Not looking to become any type of a pro just remove swirls, holograms, marring on my own car

Any help is much appreciated!


----------



## cossiecol (Jun 29, 2014)

Where about's in Scotland are ya matey?


----------



## dombaird (Jan 10, 2013)

cossiecol said:


> Where about's in Scotland are ya matey?


Falkirk but willing to travel slight distance

sorry should have noted this in the inital post


----------



## cossiecol (Jun 29, 2014)

I won't have any time for a few months as ontop of work etc i'll be moving house, but after that I may be able to help you out if you're still stuck.

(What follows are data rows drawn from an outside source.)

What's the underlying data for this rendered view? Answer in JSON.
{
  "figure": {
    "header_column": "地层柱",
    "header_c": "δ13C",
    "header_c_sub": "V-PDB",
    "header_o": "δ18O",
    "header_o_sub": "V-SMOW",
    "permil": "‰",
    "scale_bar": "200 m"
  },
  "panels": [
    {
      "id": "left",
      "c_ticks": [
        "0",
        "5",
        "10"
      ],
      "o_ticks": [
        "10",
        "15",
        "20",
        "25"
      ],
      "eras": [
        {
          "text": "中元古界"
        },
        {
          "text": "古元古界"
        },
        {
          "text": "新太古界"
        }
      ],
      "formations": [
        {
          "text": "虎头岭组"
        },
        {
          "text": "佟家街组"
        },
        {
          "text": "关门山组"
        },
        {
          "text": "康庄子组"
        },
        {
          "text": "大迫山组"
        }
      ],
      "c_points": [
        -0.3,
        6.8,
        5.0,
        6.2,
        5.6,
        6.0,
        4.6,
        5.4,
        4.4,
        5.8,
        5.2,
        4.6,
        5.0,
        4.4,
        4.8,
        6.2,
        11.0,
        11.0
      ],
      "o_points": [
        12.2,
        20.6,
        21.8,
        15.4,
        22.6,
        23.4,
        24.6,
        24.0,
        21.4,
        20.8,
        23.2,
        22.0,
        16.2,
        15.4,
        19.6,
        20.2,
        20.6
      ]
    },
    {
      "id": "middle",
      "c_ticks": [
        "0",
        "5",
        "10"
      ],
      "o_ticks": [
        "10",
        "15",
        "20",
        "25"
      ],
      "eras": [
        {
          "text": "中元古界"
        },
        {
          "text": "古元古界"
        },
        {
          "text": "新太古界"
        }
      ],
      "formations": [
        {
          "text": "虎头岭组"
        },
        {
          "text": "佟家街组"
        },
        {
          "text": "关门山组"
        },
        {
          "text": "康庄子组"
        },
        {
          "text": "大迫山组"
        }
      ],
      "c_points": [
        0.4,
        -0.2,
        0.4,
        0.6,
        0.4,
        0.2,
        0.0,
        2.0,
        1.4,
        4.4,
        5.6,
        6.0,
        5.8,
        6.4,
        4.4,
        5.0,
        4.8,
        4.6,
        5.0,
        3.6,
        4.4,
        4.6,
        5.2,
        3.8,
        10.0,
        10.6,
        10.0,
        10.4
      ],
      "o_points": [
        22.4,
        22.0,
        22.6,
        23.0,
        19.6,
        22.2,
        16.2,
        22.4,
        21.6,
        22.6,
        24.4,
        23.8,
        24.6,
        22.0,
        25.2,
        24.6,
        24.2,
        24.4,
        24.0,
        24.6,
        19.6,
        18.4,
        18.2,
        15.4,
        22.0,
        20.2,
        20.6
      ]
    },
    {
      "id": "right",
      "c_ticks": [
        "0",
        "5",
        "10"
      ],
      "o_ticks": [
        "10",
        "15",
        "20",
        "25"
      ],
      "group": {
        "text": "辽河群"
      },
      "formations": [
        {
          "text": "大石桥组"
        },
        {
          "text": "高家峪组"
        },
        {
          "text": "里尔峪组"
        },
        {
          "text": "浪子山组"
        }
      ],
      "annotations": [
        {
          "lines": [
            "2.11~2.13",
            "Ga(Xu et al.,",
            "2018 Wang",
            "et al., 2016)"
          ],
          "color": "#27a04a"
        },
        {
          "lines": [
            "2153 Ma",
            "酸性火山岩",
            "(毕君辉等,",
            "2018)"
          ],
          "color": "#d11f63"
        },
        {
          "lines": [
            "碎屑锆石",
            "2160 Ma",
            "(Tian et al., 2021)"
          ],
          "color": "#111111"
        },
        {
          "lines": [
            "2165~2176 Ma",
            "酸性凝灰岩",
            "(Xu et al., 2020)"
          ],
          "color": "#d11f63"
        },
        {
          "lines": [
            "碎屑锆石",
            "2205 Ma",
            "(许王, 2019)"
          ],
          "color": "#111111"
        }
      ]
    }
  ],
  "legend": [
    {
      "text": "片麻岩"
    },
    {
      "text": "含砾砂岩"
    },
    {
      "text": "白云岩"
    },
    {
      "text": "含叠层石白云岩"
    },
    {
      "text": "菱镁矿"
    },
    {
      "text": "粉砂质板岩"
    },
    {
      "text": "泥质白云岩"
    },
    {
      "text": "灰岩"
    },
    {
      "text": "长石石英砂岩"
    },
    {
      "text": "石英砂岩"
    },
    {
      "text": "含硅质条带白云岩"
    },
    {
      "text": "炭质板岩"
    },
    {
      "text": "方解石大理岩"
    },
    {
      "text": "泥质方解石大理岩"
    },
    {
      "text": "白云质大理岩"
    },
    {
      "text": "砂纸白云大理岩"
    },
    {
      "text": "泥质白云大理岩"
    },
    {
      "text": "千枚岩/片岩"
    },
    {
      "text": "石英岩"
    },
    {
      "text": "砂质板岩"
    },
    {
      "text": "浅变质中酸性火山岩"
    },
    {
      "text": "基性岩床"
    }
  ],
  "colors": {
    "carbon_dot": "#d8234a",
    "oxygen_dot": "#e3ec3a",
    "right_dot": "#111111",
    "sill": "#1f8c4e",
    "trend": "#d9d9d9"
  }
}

Have you taken a look at The Junkmans videos on You Tube yet?


----------



## dombaird (Jan 10, 2013)

cossiecol said:


> I won't have any time for a few months as ontop of work etc i'll be moving house, but after that I may be able to help you out if you're still stuck.
> 
> Have you taken a look at The Junkmans videos on You Tube yet?


no mate, got a link?
thats fine if no one else crops up with an offer i will give you a shout


----------



## cossiecol (Jun 29, 2014)

work through all the parts and it will really help.


----------



## dombaird (Jan 10, 2013)

Watched his novice videos, great advice


----------



## cossiecol (Jun 29, 2014)

Thought you'd find them useful. Give it a try and see how you get on. I suspect you'll not need a lesson after it.


----------



## mirdif64 (Aug 23, 2007)

I found this really useful as well.

http://www.detailingworld.co.uk/forum/showthread.php?t=63859


----------



## james_death (Aug 9, 2010)

Yeah Davekg guides always a recommend for new arrivals etc.


----------